À moins que je ponde Les aventures de Meliton et Sangény, un jeune couple habitant Tourneur-en-Rond, petite bourgade franco-italienne inconnue, sise au bord du fleuve Seppatro. Ces deux personnages super-hyper blasés auront soudainement l'ambition commune de trouver l'ultime rien nulle part. J'étudie encore l'élément déclencheur mais, chose certaine, dans leur quête - Quel flash! -, à un moment crucial - car il y aura beaucoup, beaucoup de suspense -, ils se heurteront au colossal Bon Stassay.)

...

L'écrivain

- Et tu écris sur quoi, Baptiste?
- J'écris surtout sur les gens.
- Ah.
- Avant-hier, par exemple, j'ai composé un très joli calligramme autour du nombril de ma voisine.
- ?
- Littéralement.
- !

mercredi 23 novembre 2011

Message d'outre-temps

Dans la boîte de courriels poussiéreuse de mon dernier emploi, une de mes anciennes étudiantes, morte cet été d'un cancer, me laisse un message en anglais : live your life, you have only one, have no fear, etc.

Quelque chose vient de finir, que je me dis.

Dans la nouvelle télé HD de mon salon, un de mes auteurs préférés, Dany Laferrière, répond à un animateur fât que sa bibliothèque est un cimetière où les morts lui parlent.

"Et si quelque chose commençait, Baptiste?", me dit-il, le jus de sa mangue dégouttant sur le lino du salon.

La main de tante L.

Je visitai mon grand-père.

Je marchai comme on marche dans un corridor institutionnel : le pas sans volonté.

Au seuil de sa chambre, je le vis dans son lit : il était pâle, maigre, respirant avec peine, la bouche grand ouverte, la tête renversée. Il dormait. Ma mère, les yeux plein d’eau, me regarda regarder l’agonie de son père.

J’entrai et me fondis dans le profond fauteuil de l’impuissance, en face du dormeur.
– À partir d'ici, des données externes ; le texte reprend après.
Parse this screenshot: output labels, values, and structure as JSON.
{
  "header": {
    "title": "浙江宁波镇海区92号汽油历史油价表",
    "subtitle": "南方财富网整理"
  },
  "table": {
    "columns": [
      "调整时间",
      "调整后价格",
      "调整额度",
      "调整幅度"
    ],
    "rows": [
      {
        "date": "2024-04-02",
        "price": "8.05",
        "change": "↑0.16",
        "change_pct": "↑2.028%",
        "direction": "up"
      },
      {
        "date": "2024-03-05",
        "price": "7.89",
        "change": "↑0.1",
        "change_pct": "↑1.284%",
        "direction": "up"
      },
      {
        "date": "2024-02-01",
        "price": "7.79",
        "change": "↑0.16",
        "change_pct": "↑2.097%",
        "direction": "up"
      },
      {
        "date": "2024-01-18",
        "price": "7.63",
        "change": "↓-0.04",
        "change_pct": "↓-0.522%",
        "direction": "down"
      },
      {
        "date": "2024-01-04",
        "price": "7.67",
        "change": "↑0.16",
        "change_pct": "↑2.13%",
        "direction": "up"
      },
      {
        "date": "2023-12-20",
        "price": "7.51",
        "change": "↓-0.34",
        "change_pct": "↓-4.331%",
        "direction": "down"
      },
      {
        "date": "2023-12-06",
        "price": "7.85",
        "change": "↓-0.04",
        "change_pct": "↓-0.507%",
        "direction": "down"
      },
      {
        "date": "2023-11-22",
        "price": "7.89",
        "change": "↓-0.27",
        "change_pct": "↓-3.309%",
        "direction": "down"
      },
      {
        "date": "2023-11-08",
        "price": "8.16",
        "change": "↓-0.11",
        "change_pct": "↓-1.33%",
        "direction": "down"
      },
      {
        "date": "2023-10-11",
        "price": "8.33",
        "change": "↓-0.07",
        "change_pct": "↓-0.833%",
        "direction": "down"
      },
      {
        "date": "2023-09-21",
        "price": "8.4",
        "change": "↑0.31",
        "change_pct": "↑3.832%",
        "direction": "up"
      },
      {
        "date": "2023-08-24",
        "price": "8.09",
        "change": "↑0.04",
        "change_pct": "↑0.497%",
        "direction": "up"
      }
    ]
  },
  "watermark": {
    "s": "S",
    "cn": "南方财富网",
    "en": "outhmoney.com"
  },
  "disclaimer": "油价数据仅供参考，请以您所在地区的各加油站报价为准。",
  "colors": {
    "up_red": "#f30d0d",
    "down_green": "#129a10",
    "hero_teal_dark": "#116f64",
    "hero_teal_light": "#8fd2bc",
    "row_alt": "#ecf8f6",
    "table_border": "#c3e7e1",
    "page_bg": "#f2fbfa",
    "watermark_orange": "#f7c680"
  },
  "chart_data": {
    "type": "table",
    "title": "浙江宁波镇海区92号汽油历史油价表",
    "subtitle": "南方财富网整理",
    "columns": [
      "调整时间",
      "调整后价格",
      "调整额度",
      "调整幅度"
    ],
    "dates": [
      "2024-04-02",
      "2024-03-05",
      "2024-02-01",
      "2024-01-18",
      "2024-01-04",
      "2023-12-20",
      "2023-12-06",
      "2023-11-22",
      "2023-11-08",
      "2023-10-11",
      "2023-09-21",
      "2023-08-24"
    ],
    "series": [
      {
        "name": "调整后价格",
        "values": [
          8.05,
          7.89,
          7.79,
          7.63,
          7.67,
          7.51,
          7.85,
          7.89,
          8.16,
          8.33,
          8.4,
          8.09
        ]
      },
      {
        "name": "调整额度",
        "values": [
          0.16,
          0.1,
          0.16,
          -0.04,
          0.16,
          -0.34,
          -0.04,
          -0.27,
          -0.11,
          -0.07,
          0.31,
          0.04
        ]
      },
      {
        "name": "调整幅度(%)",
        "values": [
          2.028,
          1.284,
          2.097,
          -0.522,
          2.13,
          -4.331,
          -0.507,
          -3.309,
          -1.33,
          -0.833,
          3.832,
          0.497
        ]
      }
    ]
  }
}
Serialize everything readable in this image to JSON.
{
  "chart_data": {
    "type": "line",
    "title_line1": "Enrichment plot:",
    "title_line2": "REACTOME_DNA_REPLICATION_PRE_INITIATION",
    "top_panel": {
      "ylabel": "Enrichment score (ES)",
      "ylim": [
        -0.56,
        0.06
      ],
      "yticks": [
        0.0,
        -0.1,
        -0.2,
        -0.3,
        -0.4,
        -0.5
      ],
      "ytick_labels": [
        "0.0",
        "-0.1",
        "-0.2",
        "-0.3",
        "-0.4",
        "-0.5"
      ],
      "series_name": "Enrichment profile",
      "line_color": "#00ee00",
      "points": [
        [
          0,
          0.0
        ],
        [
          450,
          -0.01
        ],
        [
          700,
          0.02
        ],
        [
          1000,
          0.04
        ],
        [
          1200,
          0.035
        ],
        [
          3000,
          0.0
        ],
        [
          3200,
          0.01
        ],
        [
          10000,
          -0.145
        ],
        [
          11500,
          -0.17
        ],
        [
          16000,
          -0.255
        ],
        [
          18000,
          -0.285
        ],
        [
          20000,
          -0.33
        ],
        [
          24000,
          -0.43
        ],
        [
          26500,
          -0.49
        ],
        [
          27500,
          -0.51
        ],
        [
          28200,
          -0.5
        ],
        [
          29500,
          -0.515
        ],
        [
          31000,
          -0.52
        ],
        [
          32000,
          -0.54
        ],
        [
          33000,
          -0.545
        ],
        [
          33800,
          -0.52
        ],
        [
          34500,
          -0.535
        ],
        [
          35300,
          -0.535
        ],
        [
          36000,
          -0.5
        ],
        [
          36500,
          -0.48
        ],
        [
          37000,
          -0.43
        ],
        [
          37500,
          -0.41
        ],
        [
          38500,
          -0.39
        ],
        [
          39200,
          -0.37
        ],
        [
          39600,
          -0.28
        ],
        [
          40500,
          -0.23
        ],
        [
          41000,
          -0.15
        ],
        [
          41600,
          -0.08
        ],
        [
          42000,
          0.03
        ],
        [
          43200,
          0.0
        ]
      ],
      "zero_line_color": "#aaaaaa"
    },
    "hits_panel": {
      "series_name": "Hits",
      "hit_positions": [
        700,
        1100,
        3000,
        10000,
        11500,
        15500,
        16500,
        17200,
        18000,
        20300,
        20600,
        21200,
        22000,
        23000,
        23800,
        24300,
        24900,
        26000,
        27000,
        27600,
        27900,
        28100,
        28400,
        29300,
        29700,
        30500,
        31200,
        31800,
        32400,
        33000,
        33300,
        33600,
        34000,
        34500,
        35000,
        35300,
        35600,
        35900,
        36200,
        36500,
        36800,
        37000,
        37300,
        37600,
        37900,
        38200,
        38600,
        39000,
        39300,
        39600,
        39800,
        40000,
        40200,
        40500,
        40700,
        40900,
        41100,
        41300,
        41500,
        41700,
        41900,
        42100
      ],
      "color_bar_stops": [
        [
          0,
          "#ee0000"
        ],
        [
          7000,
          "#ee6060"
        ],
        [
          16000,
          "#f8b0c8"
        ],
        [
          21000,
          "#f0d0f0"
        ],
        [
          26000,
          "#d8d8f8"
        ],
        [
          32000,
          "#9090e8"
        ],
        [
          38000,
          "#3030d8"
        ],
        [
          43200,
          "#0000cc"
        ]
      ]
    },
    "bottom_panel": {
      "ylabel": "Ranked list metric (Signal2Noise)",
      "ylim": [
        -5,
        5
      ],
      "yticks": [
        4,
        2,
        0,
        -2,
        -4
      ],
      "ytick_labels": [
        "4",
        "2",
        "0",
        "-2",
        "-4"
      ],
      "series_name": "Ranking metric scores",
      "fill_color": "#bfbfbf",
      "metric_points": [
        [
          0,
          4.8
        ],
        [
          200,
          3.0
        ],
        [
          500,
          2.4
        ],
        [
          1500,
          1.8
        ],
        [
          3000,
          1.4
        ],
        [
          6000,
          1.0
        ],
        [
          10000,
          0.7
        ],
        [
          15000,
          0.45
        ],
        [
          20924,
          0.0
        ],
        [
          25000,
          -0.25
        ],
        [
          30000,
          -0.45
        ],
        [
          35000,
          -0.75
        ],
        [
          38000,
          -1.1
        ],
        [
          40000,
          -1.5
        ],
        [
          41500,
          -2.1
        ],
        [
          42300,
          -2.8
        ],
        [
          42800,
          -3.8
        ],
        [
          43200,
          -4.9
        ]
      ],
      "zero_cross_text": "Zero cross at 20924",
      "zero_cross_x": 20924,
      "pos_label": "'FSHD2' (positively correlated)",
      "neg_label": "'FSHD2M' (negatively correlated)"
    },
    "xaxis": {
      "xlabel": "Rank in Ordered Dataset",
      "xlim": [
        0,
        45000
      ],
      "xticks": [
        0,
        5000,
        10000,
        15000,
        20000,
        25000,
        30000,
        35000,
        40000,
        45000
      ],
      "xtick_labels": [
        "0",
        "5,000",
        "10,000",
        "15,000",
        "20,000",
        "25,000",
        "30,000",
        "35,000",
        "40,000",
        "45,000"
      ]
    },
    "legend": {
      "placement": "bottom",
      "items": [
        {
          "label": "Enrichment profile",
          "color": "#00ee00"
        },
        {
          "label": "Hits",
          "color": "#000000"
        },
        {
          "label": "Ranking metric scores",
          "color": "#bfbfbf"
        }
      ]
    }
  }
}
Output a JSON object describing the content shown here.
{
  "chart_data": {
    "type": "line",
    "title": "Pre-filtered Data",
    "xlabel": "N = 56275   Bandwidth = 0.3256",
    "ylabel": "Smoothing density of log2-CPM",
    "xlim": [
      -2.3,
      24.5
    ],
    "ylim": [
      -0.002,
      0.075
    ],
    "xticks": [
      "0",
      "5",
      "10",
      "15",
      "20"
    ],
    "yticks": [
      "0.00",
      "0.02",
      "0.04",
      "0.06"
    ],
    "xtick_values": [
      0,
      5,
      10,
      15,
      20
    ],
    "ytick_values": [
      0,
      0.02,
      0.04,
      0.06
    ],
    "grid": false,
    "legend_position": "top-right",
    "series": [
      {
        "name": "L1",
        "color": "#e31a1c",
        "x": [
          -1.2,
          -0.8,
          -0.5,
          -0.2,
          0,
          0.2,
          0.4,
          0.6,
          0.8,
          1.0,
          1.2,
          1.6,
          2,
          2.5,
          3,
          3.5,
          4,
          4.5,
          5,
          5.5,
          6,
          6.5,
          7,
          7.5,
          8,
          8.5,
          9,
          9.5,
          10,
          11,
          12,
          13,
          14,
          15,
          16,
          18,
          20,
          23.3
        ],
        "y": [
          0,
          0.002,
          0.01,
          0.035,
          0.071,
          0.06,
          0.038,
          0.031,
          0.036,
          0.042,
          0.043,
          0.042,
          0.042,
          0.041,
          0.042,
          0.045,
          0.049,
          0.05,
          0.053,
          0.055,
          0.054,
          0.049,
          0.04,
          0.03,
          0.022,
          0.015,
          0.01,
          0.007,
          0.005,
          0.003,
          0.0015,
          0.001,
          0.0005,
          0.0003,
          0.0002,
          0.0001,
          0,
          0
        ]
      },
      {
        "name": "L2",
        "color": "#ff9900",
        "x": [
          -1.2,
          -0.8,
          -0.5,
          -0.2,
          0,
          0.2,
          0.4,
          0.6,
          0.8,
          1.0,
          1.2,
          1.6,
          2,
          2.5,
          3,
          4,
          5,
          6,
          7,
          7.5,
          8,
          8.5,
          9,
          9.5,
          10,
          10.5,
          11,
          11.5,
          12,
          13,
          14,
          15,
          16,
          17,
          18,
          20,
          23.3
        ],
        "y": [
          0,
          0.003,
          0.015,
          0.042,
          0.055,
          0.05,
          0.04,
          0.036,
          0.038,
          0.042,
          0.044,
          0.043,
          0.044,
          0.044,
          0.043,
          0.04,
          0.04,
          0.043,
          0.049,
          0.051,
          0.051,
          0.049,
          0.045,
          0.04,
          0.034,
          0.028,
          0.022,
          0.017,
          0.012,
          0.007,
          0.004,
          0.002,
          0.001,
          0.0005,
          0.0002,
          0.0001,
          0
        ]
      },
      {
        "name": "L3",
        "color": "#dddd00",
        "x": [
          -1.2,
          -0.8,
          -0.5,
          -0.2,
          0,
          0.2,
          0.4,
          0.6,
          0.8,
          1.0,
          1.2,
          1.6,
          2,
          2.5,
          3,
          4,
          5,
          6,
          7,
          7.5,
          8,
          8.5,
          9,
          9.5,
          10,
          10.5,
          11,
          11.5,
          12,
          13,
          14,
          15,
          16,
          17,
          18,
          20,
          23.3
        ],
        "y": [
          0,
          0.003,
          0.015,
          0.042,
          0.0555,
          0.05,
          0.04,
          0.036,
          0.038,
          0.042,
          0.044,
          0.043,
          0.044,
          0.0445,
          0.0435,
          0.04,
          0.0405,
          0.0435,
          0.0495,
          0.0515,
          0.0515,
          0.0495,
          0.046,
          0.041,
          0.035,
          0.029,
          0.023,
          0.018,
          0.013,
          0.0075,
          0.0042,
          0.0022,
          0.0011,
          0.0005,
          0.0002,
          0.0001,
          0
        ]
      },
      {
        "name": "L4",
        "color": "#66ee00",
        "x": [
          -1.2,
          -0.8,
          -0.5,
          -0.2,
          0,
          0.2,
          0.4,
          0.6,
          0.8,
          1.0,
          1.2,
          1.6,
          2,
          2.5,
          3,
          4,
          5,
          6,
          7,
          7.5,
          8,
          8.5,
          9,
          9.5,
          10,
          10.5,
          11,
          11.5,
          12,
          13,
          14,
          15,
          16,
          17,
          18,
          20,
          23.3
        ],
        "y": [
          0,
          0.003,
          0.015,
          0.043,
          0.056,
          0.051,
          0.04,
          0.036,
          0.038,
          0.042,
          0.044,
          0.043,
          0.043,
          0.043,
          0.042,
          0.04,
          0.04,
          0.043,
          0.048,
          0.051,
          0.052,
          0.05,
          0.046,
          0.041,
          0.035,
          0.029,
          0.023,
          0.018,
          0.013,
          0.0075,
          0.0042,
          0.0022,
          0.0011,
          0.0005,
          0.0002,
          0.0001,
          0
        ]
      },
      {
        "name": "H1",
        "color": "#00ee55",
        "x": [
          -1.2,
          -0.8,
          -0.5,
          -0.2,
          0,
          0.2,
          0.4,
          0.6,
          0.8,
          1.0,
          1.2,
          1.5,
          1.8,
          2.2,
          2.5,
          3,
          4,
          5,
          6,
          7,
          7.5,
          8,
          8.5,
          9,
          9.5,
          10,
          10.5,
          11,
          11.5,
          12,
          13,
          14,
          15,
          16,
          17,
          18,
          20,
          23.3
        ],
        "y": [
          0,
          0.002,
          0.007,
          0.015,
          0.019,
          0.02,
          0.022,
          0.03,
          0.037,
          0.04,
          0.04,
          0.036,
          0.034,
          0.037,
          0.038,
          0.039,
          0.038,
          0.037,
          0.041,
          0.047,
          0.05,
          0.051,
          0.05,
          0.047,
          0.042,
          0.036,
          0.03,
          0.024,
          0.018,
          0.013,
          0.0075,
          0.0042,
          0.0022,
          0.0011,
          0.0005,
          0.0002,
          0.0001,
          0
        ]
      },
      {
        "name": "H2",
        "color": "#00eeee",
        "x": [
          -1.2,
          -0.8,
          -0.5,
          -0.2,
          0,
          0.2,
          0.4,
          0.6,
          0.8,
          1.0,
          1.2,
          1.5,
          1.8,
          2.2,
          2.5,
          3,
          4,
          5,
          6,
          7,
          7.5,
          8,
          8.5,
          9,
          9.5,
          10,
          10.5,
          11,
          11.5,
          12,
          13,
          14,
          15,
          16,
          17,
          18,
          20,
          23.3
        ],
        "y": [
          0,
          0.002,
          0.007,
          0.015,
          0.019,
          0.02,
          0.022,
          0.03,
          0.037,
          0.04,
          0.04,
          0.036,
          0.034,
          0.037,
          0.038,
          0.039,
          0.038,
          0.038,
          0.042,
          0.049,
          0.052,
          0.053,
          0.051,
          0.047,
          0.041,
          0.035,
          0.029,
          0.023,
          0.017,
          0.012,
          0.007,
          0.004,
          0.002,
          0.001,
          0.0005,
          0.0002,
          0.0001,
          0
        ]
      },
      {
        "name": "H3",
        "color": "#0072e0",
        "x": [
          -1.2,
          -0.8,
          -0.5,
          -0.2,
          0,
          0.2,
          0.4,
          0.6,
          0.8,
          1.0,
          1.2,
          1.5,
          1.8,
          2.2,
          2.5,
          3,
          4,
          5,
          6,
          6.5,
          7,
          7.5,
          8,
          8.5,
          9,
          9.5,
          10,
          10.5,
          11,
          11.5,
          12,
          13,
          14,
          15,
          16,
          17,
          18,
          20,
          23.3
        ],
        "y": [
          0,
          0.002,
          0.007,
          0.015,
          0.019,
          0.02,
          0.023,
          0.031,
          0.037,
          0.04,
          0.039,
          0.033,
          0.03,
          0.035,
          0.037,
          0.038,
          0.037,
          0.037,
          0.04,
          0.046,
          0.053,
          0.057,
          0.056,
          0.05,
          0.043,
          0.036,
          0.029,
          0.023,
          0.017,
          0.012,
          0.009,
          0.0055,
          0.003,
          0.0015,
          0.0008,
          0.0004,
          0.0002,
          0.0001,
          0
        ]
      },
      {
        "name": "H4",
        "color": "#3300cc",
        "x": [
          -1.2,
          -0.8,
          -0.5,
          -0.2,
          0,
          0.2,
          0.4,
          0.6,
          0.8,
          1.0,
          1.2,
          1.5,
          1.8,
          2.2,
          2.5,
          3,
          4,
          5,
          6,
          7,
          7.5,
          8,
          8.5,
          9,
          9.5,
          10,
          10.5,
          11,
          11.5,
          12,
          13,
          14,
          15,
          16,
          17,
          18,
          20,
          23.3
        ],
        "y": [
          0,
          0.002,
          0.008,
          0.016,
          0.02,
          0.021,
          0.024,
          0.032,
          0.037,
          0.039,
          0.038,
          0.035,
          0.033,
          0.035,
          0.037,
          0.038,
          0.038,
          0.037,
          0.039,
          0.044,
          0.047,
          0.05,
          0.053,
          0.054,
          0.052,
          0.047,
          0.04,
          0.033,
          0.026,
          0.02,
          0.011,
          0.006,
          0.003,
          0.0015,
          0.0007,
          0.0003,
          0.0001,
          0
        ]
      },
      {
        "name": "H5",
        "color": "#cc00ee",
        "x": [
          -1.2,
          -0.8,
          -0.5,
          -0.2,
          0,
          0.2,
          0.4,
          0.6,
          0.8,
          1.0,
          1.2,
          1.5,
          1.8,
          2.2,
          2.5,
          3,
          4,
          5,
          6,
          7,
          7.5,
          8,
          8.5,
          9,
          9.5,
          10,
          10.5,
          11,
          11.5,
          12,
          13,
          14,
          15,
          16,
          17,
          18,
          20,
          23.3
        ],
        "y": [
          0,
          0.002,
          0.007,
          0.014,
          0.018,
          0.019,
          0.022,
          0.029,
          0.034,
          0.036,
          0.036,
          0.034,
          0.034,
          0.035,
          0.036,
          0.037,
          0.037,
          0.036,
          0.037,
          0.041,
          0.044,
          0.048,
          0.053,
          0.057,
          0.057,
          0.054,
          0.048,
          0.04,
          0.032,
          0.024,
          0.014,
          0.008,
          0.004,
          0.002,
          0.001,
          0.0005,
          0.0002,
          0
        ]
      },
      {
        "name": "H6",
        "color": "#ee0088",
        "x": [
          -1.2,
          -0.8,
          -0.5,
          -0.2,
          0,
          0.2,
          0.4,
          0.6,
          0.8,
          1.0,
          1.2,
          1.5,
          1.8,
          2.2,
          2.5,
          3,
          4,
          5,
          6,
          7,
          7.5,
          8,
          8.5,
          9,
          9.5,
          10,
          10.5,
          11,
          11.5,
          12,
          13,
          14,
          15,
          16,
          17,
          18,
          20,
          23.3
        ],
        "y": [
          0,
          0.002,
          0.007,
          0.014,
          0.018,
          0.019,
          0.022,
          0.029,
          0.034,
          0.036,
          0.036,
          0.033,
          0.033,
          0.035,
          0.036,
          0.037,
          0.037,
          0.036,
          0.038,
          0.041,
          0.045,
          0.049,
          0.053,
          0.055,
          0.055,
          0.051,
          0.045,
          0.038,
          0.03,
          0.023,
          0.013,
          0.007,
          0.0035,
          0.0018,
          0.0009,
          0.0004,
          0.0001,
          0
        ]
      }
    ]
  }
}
Ma mère était à ma gauche, ma cousine J. à ma droite. Après un bref silence, ma mère se leva pour se pencher à l’oreille de grand-papa : « C’est Baptiste, Papa, ton joueur de violon préféré ». Elle lui caressa la tête, posa un baiser sur son front, lui chuchota : « Beau Papa d’amour ».

Le temps de parler des tours de mon grand-père dans son village natal. Le temps de rire avec la belle cousine J., qui habite à Montréal et qui s’est fait aborder par un Français caféinomane, Thomas qu’il s’appelle. L'impression de se distraire, malgré tout.

Tante L., la plus jeune des filles de mon grand-père, entra. Politesses d’usage. Elle s’assit sur le bord du lit et caressa son père des yeux.

Léger silence.

Elle posa la main droite sur le mince tissu bleu pâle de la jaquette d'hôpital de son père, ce tissu qui cache un filet de peau diaphane, cette peau qui recouvre son thorax osseux, thorax qui protège, un temps encore, la vie. Et je songeai que jamais la main de ma tante n’eut été si près du cœur de son papa.

Du haut (avec fin aussi en calembour)

- Tu n'écris plus Baptiste?
- Je ne sais pas. On dirait qu'écrire me donne de plus en plus le vertige.